At a different point in the interview, Gaines said she felt prepared for the job. “I do feel ready, because I started out in the newsroom and I have a background here, and I’m known here.”
Spreading Digital Wings
Wehco is now converting its other papers to digital, including the Northwest Arkansas Democrat-Gazette, which had previously been specifically excluded from the program because of intense competitive pricing in the region.
Walter Hussman insisted the digital replica generally mirror the printed paper, calculating that readers shouldn’t be expected to face a delivery change and a content change simultaneously.

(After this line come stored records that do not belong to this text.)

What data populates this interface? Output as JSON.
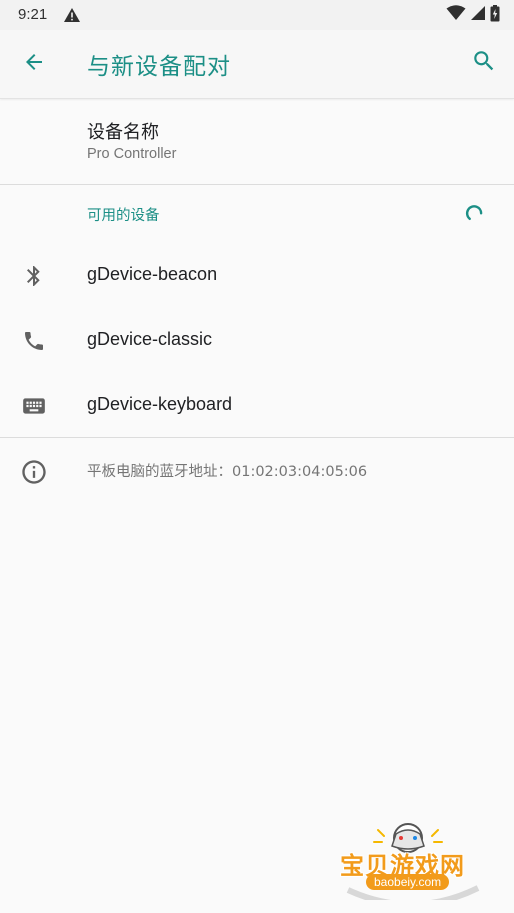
{
  "status_bar": {
    "time": "9:21",
    "icons": [
      "alert-icon",
      "wifi-icon",
      "signal-icon",
      "battery-icon"
    ]
  },
  "app_bar": {
    "title": "与新设备配对",
    "back_icon": "arrow-back-icon",
    "search_icon": "search-icon"
  },
  "device_name": {
    "title": "设备名称",
    "value": "Pro Controller"
  },
  "available_devices": {
    "header": "可用的设备",
    "items": [
      {
        "icon": "bluetooth-icon",
        "label": "gDevice-beacon"
      },
      {
        "icon": "phone-icon",
        "label": "gDevice-classic"
      },
      {
        "icon": "keyboard-icon",
        "label": "gDevice-keyboard"
      }
    ]
  },
  "info": {
    "icon": "info-icon",
    "text": "平板电脑的蓝牙地址：01:02:03:04:05:06"
  },
  "watermark": {
    "text": "宝贝游戏网",
    "url": "baobeiy.com"
  },
  "colors": {
    "accent": "#1c8f86",
    "background": "#fafafa",
    "secondary_text": "#757575",
    "watermark": "#f29b1b"
  }
}
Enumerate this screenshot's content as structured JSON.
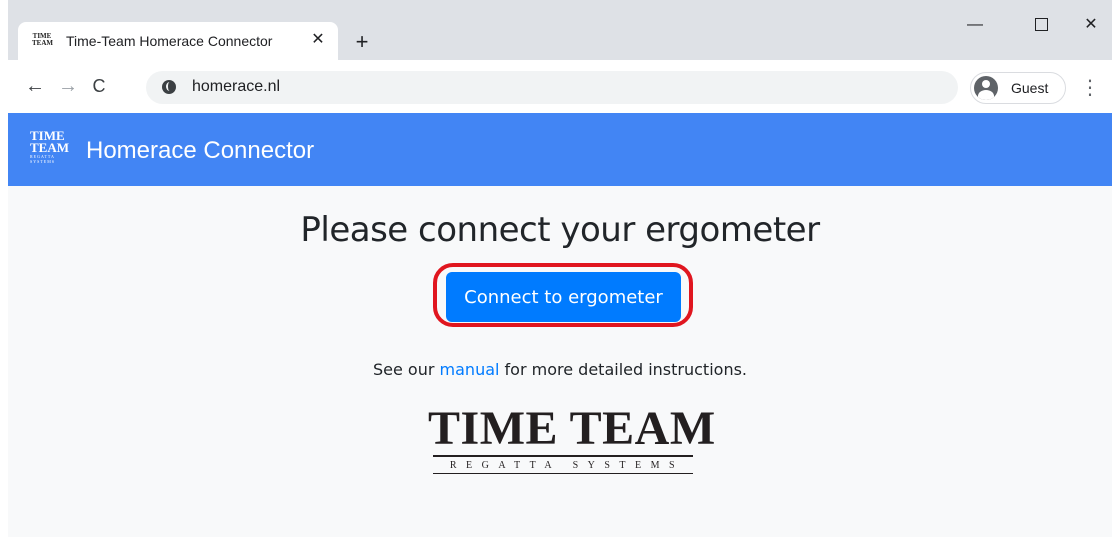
{
  "browser": {
    "tab": {
      "favicon_text": "TIME TEAM",
      "title": "Time-Team Homerace Connector",
      "close_glyph": "✕"
    },
    "new_tab_glyph": "+",
    "window_controls": {
      "minimize_glyph": "—",
      "close_glyph": "✕"
    },
    "nav": {
      "back_glyph": "←",
      "forward_glyph": "→",
      "reload_glyph": "C"
    },
    "address_bar": {
      "url": "homerace.nl",
      "icon": "globe-icon"
    },
    "profile": {
      "label": "Guest",
      "icon": "avatar-icon"
    },
    "menu_glyph": "⋮"
  },
  "navbar": {
    "logo_text_line1": "TIME",
    "logo_text_line2": "TEAM",
    "logo_text_small": "REGATTA SYSTEMS",
    "title": "Homerace Connector",
    "color": "#4285f4"
  },
  "main": {
    "heading": "Please connect your ergometer",
    "connect_button": "Connect to ergometer",
    "instructions_prefix": "See our",
    "instructions_link": "manual",
    "instructions_suffix": "for more detailed instructions.",
    "highlight_color": "#e0161f",
    "button_color": "#007bff"
  },
  "footer_logo": {
    "main": "TIME TEAM",
    "sub": "REGATTA SYSTEMS"
  }
}
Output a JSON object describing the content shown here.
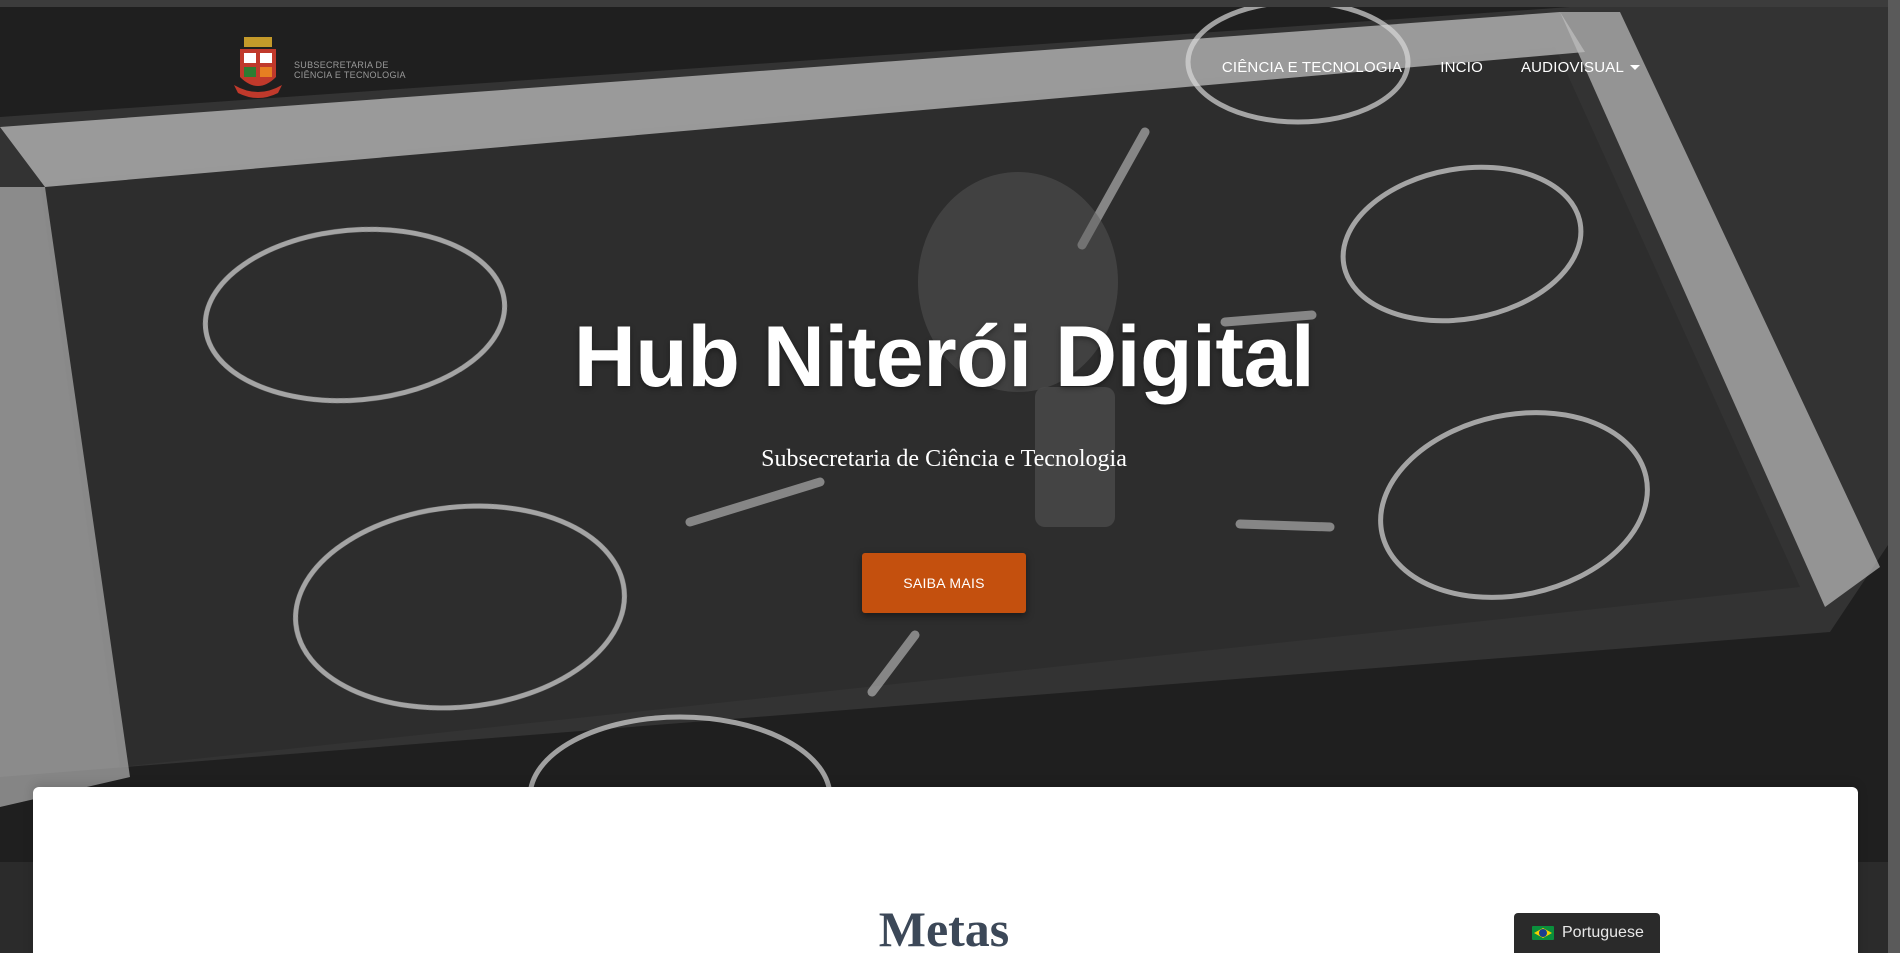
{
  "header": {
    "logo_text": "SUBSECRETARIA DE CIÊNCIA E TECNOLOGIA",
    "nav": [
      {
        "label": "CIÊNCIA E TECNOLOGIA"
      },
      {
        "label": "INCIO"
      },
      {
        "label": "AUDIOVISUAL"
      }
    ]
  },
  "hero": {
    "title": "Hub Niterói Digital",
    "subtitle": "Subsecretaria de Ciência e Tecnologia",
    "cta_label": "SAIBA MAIS"
  },
  "section": {
    "title": "Metas"
  },
  "language": {
    "label": "Portuguese",
    "flag_icon": "brazil-flag-icon"
  },
  "colors": {
    "accent": "#c4500e",
    "heading": "#3c4858"
  }
}
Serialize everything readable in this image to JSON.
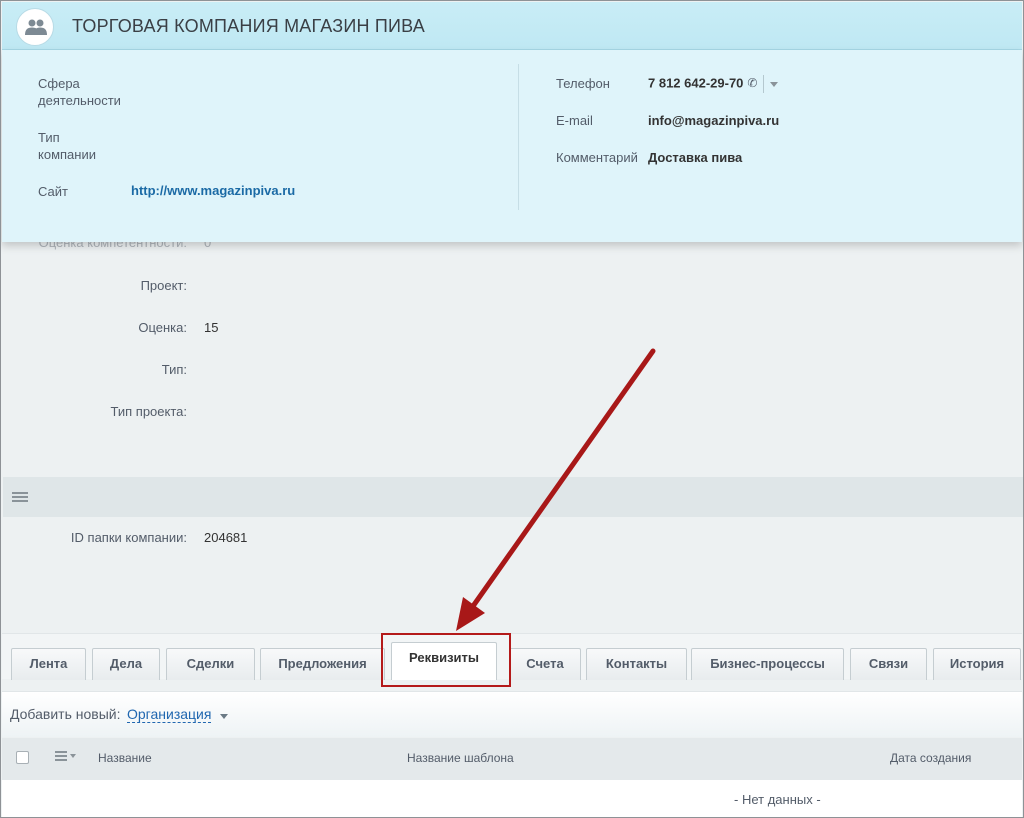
{
  "company": {
    "title": "ТОРГОВАЯ КОМПАНИЯ МАГАЗИН ПИВА"
  },
  "info_card": {
    "left": [
      {
        "label": "Сфера деятельности",
        "value": ""
      },
      {
        "label": "Тип компании",
        "value": ""
      },
      {
        "label": "Сайт",
        "value": "http://www.magazinpiva.ru"
      }
    ],
    "right": [
      {
        "label": "Телефон",
        "value": "7 812 642-29-70"
      },
      {
        "label": "E-mail",
        "value": "info@magazinpiva.ru"
      },
      {
        "label": "Комментарий",
        "value": "Доставка пива"
      }
    ]
  },
  "details": {
    "faded_label": "Оценка компетентности:",
    "faded_value": "0",
    "fields": [
      {
        "label": "Проект:",
        "value": ""
      },
      {
        "label": "Оценка:",
        "value": "15"
      },
      {
        "label": "Тип:",
        "value": ""
      },
      {
        "label": "Тип проекта:",
        "value": ""
      }
    ],
    "folder": {
      "label": "ID папки компании:",
      "value": "204681"
    }
  },
  "tabs": [
    {
      "label": "Лента"
    },
    {
      "label": "Дела"
    },
    {
      "label": "Сделки"
    },
    {
      "label": "Предложения"
    },
    {
      "label": "Реквизиты",
      "active": true
    },
    {
      "label": "Счета"
    },
    {
      "label": "Контакты"
    },
    {
      "label": "Бизнес-процессы"
    },
    {
      "label": "Связи"
    },
    {
      "label": "История"
    }
  ],
  "add_new": {
    "label": "Добавить новый:",
    "type": "Организация"
  },
  "grid": {
    "columns": [
      "Название",
      "Название шаблона",
      "Дата создания"
    ],
    "empty_text": "- Нет данных -"
  },
  "colors": {
    "accent": "#2067b0",
    "annotation": "#b41a1a",
    "header_bg": "#c9edf6"
  },
  "icons": [
    "company-avatar-icon",
    "phone-icon",
    "hamburger-icon",
    "dropdown-arrow-icon",
    "checkbox-icon",
    "column-menu-icon"
  ]
}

Still, Gaines is ready to stretch her digital wings on web and mobile formats, experimenting with video storytelling, podcasts “and maybe different forms that are more appealing to a younger audience.”
An audience engagement editor, Stevie Nielson, is working with Gaines to lure younger readers “with interactive features and newsletters hitting their mailboxes with news they’re interested in,” Gaines said. But she made it clear that no changes will come to the iPad format. In other digital areas, though, she’d like the paper to do a better job “showing people the story behind the story, maybe with a reporter doing a short video. I think seeing how the story came together would help engagement.”
As a manager, she believes in positive reinforcement. “My dad is encouraging, but he’s not really a pusher,” Gaines said. “He’ll give advice, but he’s not overbearing, and will not lay down the law on what to do. He offers guidance and is a really good mentor. I want to follow that path, letting people do what they’re good at, and letting them shine.”